Callouts aren't tutorial-only, either — use them anywhere you want to direct attention, from product demos to explainer reels.
Common mistakes to avoid
- Too many at once. One clear callout beats five competing for the eye. Keep one marker on screen per moment.
- Bad timing. A callout that lingers after you've moved on is distracting — time it tightly to your narration.
- Tiny markers on a 4K frame. Size callouts so they're obvious on a phone, not just your desktop.
- Forgetting to follow movement. Keyframe anything that scrolls or moves so the marker stays on target.
Free in Zella, with an optional Pro unlock
All eight callout types, the timeline, keyframed positions, auto-zoom, AI captions, and 1080p export are in Zella's free plan — unlimited recording, no watermark, no cloud, no account. The optional one-time $89 Pro unlock adds 4K export plus the full creative suite (color grading, every transition, speed ramps, auto-reframe, and all caption presets). See pricing for the breakdown, or browse the features.
FAQ
Do callouts show up in the exported video? Yes. They bake into the exported MP4, MOV, or GIF — there's no separate flattening step.
Can a callout follow a moving target? Yes. Keyframe its position so it tracks scrolling or animated elements.
How many callouts should one moment have? Usually one. Clarity beats clutter — keep a single marker on screen at a time so attention is never split.

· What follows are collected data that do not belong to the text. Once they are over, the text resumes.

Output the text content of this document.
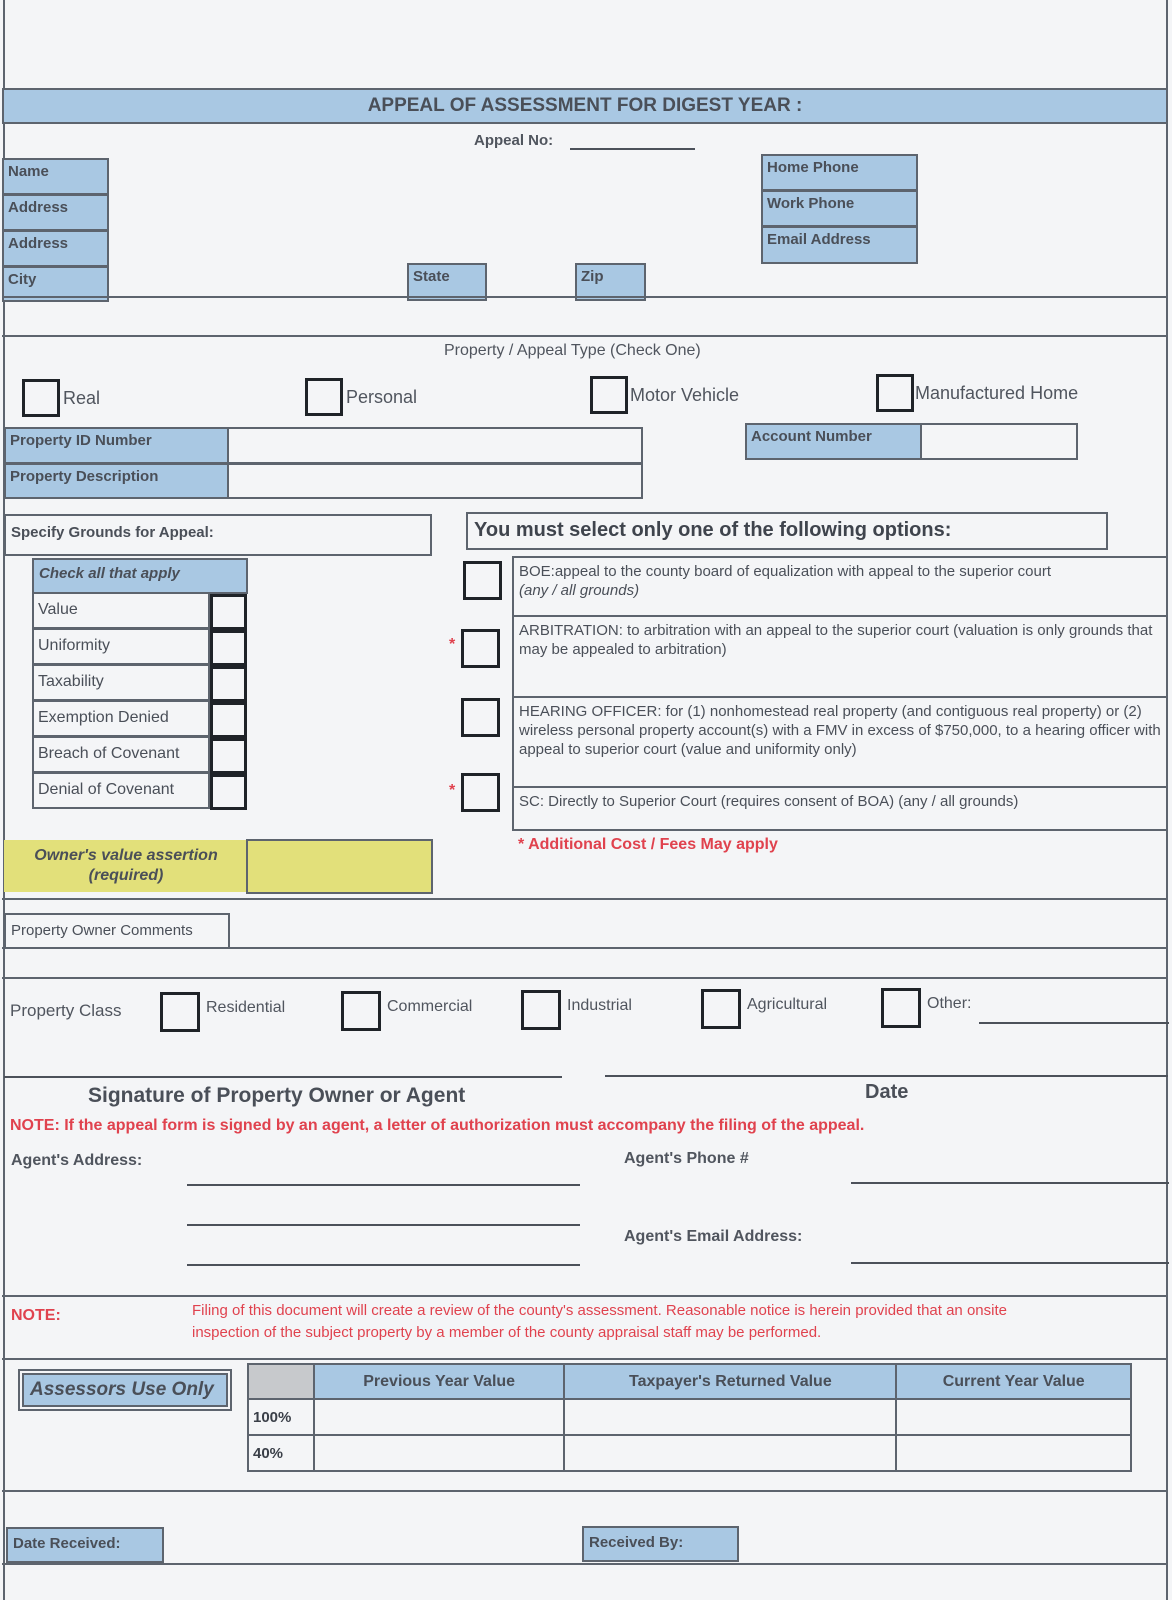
APPEAL OF ASSESSMENT FOR DIGEST YEAR :
Appeal No:
Name
Address
Address
City	State	Zip
Home Phone
Work Phone
Email Address
Property / Appeal Type (Check One)
Real	Personal	Motor Vehicle	Manufactured Home
Property ID Number
Property Description
Account Number
Specify Grounds for Appeal:
Check all that apply
Value
Uniformity
Taxability
Exemption Denied
Breach of Covenant
Denial of Covenant
You must select only one of the following options:
BOE:appeal to the county board of equalization with appeal to the superior court
(any / all grounds)
*
ARBITRATION: to arbitration with an appeal to the superior court (valuation is only grounds that may be appealed to arbitration)
HEARING OFFICER: for (1) nonhomestead real property (and contiguous real property) or (2) wireless personal property account(s) with a FMV in excess of $750,000, to a hearing officer with appeal to superior court (value and uniformity only)
*
SC: Directly to Superior Court (requires consent of BOA) (any / all grounds)
* Additional Cost / Fees May apply
Owner's value assertion
(required)
Property Owner Comments
Property Class	Residential	Commercial	Industrial	Agricultural	Other:
Signature of Property Owner or Agent	Date
NOTE: If the appeal form is signed by an agent, a letter of authorization must accompany the filing of the appeal.
Agent's Address:	Agent's Phone #
Agent's Email Address:
NOTE:	Filing of this document will create a review of the county's assessment. Reasonable notice is herein provided that an onsite
inspection of the subject property by a member of the county appraisal staff may be performed.
Assessors Use Only
		Previous Year Value	Taxpayer's Returned Value	Current Year Value
100%			
40%			
Date Received:	Received By:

What's the best callout for a busy UI? A spotlight, since it dims everything except the target, so even on a cluttered interface the viewer can't miss where to look.
The bottom line
To add arrows and callouts to a video on a Mac, overlay the right marker — arrow, box, spotlight, label, keystroke, number, or blur — position it on the target, and time it tightly on the timeline. Keyframe anything that moves, size for mobile, and pair callouts with auto-zoom and captions so viewers always know where to look. In Zella it all happens locally, free, and bakes straight into the export.